We have shown that the properties of the tumor should be taken into account when developing treatment strategies. It would be of interest to predict the effect of anti-VEGF treatment when using receptor quantification and the relative secretion of VEGF isoforms for specific types of tumors. This type of analysis may provide insight as to why certain tumors respond to anti-VEGF treatment better than others. Additionally, the incorporation of tumor-specific properties is required to develop personalized medicine and identify the patient population that is best-suited for VEGF-targeted therapies [
58].
Our model of VEGF distribution is used to investigate the effect of anti-VEGF agents in targeting VEGF and inhibiting angiogenesis. An alternative or complementary view is that the anti-VEGF therapy works through vascular normalization, i.e., repairing tumor vasculature to resemble normal vessels, leading to increased pericyte coverage and increased blood perfusion, reduced interstitial pressure, and tightened endothelial cell junctions [
51]. Clinically, metastasis is reduced and the efficacy of chemo-, radiation- and immune-therapies is improved upon vessel normalization [
7]. Interestingly, our model predicts that when tumor lymphatics become functional, perhaps due to a reduction in interstitial pressure following normalization, the anti-VEGF has a more potent therapeutic effect. Similarly, it would be of interest to incorporate the dynamic effects of vascular normalization on macromolecular permeability, which is reduced following normalization, in order to understand how this influences the response to anti-VEGF therapy. Vascular normalization is a transient response, characterized by an optimal time window after which the normalized features of the tumor vasculature are lost, possibly due to prolonged anti-VEGF treatment or development of a resistance to treatment [
7,
51,
59]. Our current model predicts that tumor VEGF is immediately reduced following anti-VEGF treatment and then rebounds to a new pseudo-steady state below pre-treatment levels within 7 days. The time it takes for tumor VEGF to rebound may correspond to the normalization window. Therefore, our model can be used to explore how the duration of the normalization window depends on systemic and drug parameters and tumor properties.

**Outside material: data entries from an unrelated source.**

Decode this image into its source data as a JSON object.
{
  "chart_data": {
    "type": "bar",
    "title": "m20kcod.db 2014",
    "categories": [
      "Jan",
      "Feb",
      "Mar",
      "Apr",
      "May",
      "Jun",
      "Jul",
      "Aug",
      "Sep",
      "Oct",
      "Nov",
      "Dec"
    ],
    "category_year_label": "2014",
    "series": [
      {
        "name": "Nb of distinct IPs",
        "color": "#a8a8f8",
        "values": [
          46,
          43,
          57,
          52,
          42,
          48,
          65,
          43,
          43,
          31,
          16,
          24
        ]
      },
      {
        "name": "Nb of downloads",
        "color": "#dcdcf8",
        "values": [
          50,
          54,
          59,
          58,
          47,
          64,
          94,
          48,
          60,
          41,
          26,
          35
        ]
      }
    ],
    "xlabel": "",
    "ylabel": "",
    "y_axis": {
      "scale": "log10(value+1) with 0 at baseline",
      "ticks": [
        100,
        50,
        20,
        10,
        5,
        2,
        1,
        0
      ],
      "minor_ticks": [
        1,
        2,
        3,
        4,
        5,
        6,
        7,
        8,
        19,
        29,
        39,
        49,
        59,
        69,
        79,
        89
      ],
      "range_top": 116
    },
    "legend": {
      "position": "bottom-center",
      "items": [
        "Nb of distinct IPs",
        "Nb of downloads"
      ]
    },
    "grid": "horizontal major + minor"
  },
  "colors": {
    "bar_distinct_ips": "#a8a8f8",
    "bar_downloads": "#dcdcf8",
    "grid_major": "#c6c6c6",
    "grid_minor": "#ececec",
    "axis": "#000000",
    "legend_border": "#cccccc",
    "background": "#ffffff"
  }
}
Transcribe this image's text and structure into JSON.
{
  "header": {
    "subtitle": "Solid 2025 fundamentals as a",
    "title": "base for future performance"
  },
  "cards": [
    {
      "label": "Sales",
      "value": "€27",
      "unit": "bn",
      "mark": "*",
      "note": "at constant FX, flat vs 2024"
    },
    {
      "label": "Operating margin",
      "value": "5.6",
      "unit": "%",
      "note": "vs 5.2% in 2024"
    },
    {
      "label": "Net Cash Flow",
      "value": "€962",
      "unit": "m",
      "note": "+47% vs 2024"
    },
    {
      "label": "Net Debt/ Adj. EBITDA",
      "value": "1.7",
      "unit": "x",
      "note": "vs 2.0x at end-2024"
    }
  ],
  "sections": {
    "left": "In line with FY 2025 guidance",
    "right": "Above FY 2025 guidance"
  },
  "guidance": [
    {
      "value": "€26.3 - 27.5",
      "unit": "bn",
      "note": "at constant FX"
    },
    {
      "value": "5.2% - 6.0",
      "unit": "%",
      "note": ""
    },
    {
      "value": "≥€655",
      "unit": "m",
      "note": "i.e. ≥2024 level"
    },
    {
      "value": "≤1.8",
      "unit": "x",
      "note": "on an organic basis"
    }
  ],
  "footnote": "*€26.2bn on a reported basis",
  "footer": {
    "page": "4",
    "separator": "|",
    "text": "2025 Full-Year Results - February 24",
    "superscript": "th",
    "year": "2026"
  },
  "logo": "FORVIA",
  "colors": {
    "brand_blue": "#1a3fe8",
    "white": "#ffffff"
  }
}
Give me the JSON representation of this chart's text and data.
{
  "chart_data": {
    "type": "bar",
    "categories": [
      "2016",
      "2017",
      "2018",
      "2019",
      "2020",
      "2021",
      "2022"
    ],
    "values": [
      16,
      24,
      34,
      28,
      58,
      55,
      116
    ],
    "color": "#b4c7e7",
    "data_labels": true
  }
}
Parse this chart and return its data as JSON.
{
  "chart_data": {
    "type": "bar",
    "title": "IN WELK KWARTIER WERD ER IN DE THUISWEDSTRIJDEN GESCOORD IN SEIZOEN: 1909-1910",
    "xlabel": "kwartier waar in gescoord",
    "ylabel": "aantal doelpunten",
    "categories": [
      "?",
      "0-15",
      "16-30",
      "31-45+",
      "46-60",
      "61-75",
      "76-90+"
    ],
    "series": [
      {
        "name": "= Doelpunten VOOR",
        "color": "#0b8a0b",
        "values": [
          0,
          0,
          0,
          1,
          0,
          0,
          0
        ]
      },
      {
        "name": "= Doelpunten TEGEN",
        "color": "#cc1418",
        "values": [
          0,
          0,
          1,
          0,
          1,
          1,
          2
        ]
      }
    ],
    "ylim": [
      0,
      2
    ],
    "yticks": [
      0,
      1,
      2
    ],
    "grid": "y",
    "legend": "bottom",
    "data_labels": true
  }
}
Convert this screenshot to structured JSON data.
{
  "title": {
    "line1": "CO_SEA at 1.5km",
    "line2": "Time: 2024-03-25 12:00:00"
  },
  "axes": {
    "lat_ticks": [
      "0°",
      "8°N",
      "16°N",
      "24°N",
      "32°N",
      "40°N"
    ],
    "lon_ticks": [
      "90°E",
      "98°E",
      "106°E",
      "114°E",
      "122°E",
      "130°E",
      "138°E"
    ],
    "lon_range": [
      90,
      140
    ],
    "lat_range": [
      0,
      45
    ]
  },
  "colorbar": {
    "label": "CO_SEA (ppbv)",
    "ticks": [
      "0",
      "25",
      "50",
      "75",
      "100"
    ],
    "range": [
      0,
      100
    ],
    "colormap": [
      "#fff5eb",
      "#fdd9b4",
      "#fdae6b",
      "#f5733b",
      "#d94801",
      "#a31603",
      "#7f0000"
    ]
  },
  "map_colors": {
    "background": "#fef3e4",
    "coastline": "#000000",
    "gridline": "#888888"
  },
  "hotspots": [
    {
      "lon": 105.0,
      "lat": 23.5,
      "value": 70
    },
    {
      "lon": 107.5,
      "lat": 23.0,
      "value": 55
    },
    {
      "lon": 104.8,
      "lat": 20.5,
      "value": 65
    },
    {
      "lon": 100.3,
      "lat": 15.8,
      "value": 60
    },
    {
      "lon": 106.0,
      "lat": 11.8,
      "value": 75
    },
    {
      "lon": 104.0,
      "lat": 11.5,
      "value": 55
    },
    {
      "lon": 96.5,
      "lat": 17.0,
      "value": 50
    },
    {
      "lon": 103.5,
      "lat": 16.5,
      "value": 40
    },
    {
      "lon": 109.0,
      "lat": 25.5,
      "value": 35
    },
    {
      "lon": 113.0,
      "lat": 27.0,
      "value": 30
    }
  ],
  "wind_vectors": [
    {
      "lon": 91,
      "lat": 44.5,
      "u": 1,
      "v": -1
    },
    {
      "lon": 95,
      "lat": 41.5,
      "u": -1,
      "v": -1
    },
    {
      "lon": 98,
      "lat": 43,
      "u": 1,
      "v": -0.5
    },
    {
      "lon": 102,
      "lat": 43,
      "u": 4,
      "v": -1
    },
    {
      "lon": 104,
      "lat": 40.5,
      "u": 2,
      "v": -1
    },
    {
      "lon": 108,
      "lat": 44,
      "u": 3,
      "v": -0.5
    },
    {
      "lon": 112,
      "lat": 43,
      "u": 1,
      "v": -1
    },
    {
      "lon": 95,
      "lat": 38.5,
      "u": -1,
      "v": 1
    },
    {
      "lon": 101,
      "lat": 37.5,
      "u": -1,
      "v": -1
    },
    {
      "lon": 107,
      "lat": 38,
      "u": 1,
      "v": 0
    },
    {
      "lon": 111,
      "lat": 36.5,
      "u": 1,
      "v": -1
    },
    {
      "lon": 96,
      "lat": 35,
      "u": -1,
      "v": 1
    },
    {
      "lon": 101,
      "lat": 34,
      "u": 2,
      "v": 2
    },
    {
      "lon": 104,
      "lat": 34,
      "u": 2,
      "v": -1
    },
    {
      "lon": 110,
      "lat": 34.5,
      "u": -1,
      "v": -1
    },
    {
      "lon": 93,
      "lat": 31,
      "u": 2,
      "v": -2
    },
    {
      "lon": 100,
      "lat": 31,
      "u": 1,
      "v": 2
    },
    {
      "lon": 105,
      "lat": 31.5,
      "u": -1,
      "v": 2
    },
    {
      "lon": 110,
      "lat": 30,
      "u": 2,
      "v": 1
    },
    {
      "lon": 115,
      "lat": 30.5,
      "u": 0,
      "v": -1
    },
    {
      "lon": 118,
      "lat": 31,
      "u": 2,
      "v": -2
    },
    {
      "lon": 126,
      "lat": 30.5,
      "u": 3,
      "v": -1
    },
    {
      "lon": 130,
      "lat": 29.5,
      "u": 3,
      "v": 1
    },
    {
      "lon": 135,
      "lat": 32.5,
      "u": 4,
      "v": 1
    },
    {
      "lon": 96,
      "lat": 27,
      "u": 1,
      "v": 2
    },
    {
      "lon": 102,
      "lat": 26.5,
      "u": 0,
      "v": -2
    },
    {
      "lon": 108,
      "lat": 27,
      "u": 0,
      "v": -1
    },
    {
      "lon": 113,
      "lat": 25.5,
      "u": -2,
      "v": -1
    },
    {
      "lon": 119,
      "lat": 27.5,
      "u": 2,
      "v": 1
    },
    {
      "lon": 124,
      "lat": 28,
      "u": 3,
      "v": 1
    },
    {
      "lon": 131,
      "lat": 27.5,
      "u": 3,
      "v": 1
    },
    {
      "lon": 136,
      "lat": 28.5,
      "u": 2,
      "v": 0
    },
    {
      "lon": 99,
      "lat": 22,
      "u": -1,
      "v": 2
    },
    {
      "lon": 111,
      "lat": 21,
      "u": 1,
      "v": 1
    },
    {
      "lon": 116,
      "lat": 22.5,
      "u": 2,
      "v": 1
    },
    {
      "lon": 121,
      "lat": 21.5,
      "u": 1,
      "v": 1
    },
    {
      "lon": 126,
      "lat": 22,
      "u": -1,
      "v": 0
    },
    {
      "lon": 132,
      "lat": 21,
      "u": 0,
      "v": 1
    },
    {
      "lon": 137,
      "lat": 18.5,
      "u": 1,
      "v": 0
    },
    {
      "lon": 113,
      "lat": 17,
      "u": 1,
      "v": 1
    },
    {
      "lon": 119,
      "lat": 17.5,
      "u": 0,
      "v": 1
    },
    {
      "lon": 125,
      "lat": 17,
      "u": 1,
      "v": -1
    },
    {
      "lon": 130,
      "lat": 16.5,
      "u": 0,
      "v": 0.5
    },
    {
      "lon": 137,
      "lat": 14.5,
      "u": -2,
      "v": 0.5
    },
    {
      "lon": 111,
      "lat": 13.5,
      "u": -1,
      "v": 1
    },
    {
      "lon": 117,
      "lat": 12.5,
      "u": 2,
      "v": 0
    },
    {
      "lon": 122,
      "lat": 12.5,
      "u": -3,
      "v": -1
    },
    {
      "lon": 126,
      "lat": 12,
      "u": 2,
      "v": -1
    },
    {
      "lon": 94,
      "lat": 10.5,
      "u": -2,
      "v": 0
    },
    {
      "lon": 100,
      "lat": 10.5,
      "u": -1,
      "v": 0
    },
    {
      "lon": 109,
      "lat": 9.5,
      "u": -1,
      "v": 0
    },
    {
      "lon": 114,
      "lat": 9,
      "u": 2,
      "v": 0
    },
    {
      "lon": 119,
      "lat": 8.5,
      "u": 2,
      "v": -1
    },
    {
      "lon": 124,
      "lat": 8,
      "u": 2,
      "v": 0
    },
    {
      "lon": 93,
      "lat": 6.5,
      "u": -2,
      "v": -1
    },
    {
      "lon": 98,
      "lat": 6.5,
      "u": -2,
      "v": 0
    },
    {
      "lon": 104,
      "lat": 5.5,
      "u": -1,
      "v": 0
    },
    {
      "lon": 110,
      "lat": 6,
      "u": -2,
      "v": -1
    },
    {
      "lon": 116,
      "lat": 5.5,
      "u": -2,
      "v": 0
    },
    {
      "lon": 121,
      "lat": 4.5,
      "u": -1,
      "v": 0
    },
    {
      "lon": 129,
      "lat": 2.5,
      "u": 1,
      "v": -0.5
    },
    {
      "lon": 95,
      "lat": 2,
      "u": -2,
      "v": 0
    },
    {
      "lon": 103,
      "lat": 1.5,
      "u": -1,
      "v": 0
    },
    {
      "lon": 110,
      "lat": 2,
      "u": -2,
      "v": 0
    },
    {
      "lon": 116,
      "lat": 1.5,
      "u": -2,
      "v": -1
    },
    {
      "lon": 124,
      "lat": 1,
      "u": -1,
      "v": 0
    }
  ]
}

Several assumptions influence the model predictions and should be re-evaluated as quantitative experimental data become available. We have assumed equal distribution of receptors on the luminal and abluminal surface of endothelial cells. Previous work predicts that quantification of luminal and abluminal receptors influences VEGF distribution in the body [
34]. We have assumed that the total number of receptors is conserved; however receptor expression is a dynamic process and the cell-surface receptor density might depend on VEGF concentration among other factors [
31]. Additionally, the administration of an anti-VEGF agent may affect receptor expression over days and weeks, the time scale investigated in the present study. Therefore, incorporating receptor dynamics and quantifying the effect of anti-VEGF therapy on receptor density would better reflect biological conditions. Anti-VEGF therapies influence the tumor vasculature and may also have anti-tumor effects leading to tumor growth inhibition. However, we have assumed that the size of the tumor remains constant throughout the model simulation. It would be of interest to incorporate a function for tumor growth and/or regression as a function of time. Lastly, the effects of platelet content or the ability of platelets to secrete and sequester angiogenic proteins has not been addressed. Since degranulation of platelets is a source of VEGF and platelets have been shown to sequester the VEGF antibody bevacizumab [
60], it is important to add platelets to the model.